|
Auteurs : J.M. André et J. Poirier 6.1 Organisation histologique
Le sein comporte d’avant en arrière le tégument, le tissu conjonctif sous-cutané, le corps mammaire, renfermant la glande mammaire puis un tissu conjonctif lâche permettant au corps mammaire discoïde de glisser en arrière sur le plan musculaire du grand pectoral.

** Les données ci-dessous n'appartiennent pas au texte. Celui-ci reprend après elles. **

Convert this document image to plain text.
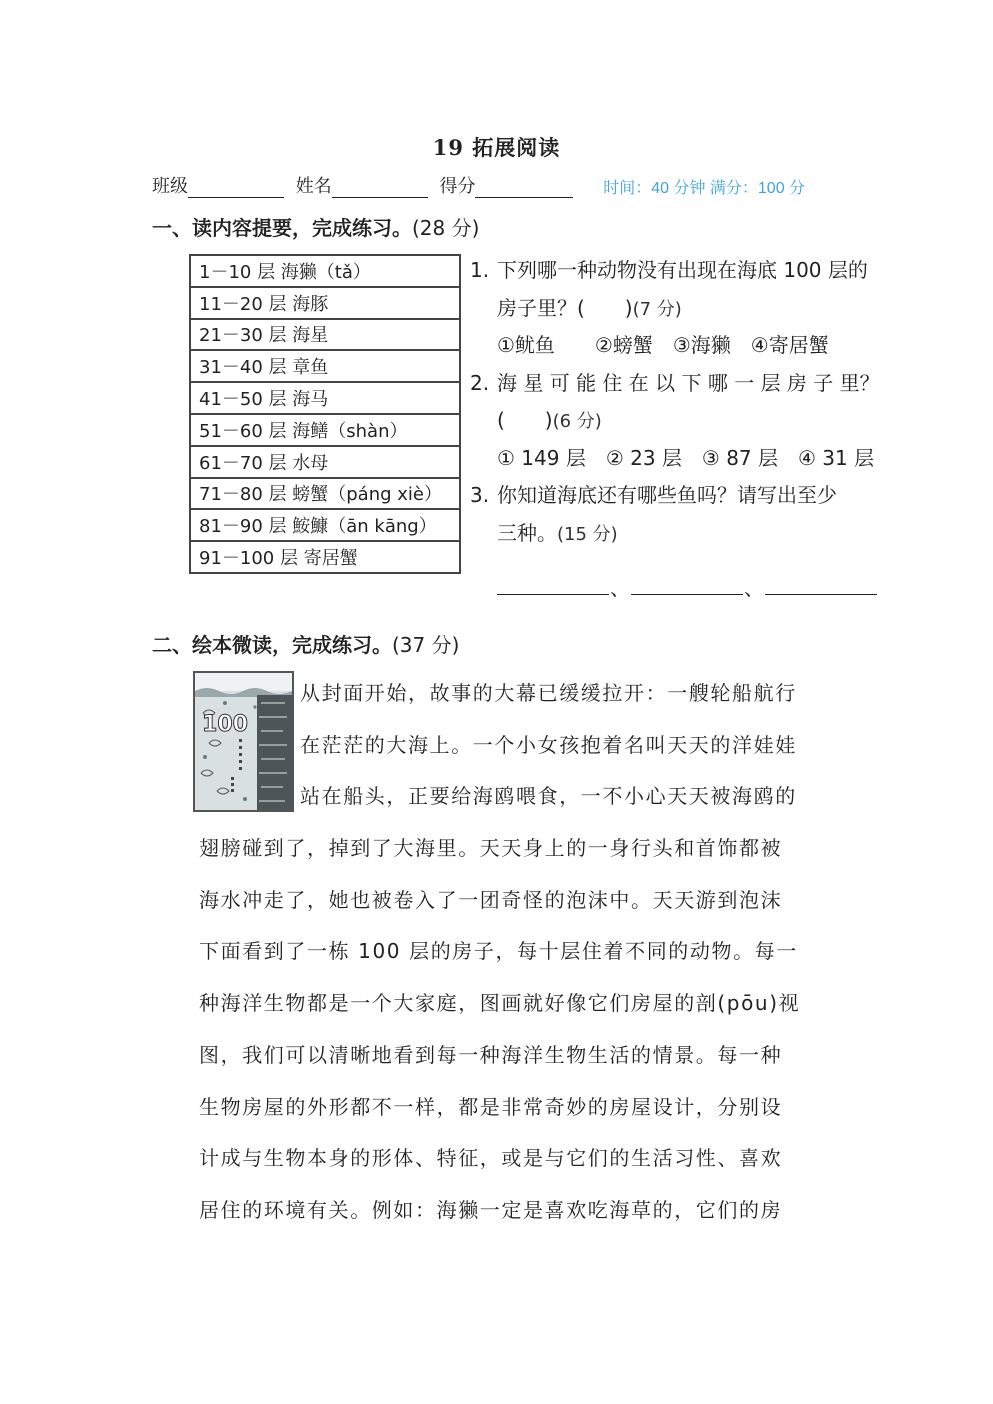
19 拓展阅读
班级	姓名	得分	时间：40 分钟 满分：100 分
一、读内容提要，完成练习。(28 分)
1－10 层 海獭（tǎ）
11－20 层 海豚
21－30 层 海星
31－40 层 章鱼
41－50 层 海马
51－60 层 海鳝（shàn）
61－70 层 水母
71－80 层 螃蟹（páng xiè）
81－90 层 鮟鱇（ān kāng）
91－100 层 寄居蟹
1. 下列哪一种动物没有出现在海底 100 层的
房子里？(　　)(7 分)
①鱿鱼　　②螃蟹　③海獭　④寄居蟹
2. 海 星 可 能 住 在 以 下 哪 一 层 房 子 里？
(　　)(6 分)
① 149 层　② 23 层　③ 87 层　④ 31 层
3. 你知道海底还有哪些鱼吗？请写出至少
三种。(15 分)
、	、
二、绘本微读，完成练习。(37 分)
100
从封面开始，故事的大幕已缓缓拉开：一艘轮船航行
在茫茫的大海上。一个小女孩抱着名叫天天的洋娃娃
站在船头，正要给海鸥喂食，一不小心天天被海鸥的
翅膀碰到了，掉到了大海里。天天身上的一身行头和首饰都被
海水冲走了，她也被卷入了一团奇怪的泡沫中。天天游到泡沫
下面看到了一栋 100 层的房子，每十层住着不同的动物。每一
种海洋生物都是一个大家庭，图画就好像它们房屋的剖(pōu)视
图，我们可以清晰地看到每一种海洋生物生活的情景。每一种
生物房屋的外形都不一样，都是非常奇妙的房屋设计，分别设
计成与生物本身的形体、特征，或是与它们的生活习性、喜欢
居住的环境有关。例如：海獭一定是喜欢吃海草的，它们的房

6.2 Le mamelon et l’aréole
Le tégument mammaire comporte en son centre le mamelon entouré par l’aréole. La peau de l’aréole et du mamelon est fine et possède de longues papilles dermiques. Elle devient pigmentée pendant la grossesse. Le tissu conjonctif sous-cutané sous-jacent contient de nombreuses fibres élastiques et des faisceaux de cellules musculaires lisses circulaires et radiaires dont l’architecture permet l’érection du mamelon. Les glandes de Montgomery (d’un type voisin des glandes sudoripares) siègent dans l’aréole. Le long du bord périphérique de l’aréole existent par ailleurs de grosses glandes sudoripares et des glandes sébacées (qui en général ne sont pas associées à un follicule pileux). L’innervation sensitive de la peau de l’aréole et du mamelon est richement développée (zone érogène). Le mamelon contient les canaux terminaux des lobes mammaires appelés canaux lactifères. Comme la glande mammaire, le mamelon et l’aréole subissent de sensibles variations morphologiques selon les étapes de la vie génitale.
Chez l’embryon, deux crêtes mammaires se développent ; elles correspondent à deux épaississements ectodermiques situés sur la paroi ventrale entre le creux axillaire et la zone inguinale qui régressent après avoir donné naissance à 5 à 7 nodules épithéliaux ; seuls deux nodules persisteront ultérieurement. Dans certains cas, on peut observer des glandes ou plus souvent des mamelons ou ébauches de mamelons surnuméraires, alors placés sur la crête épithéliale.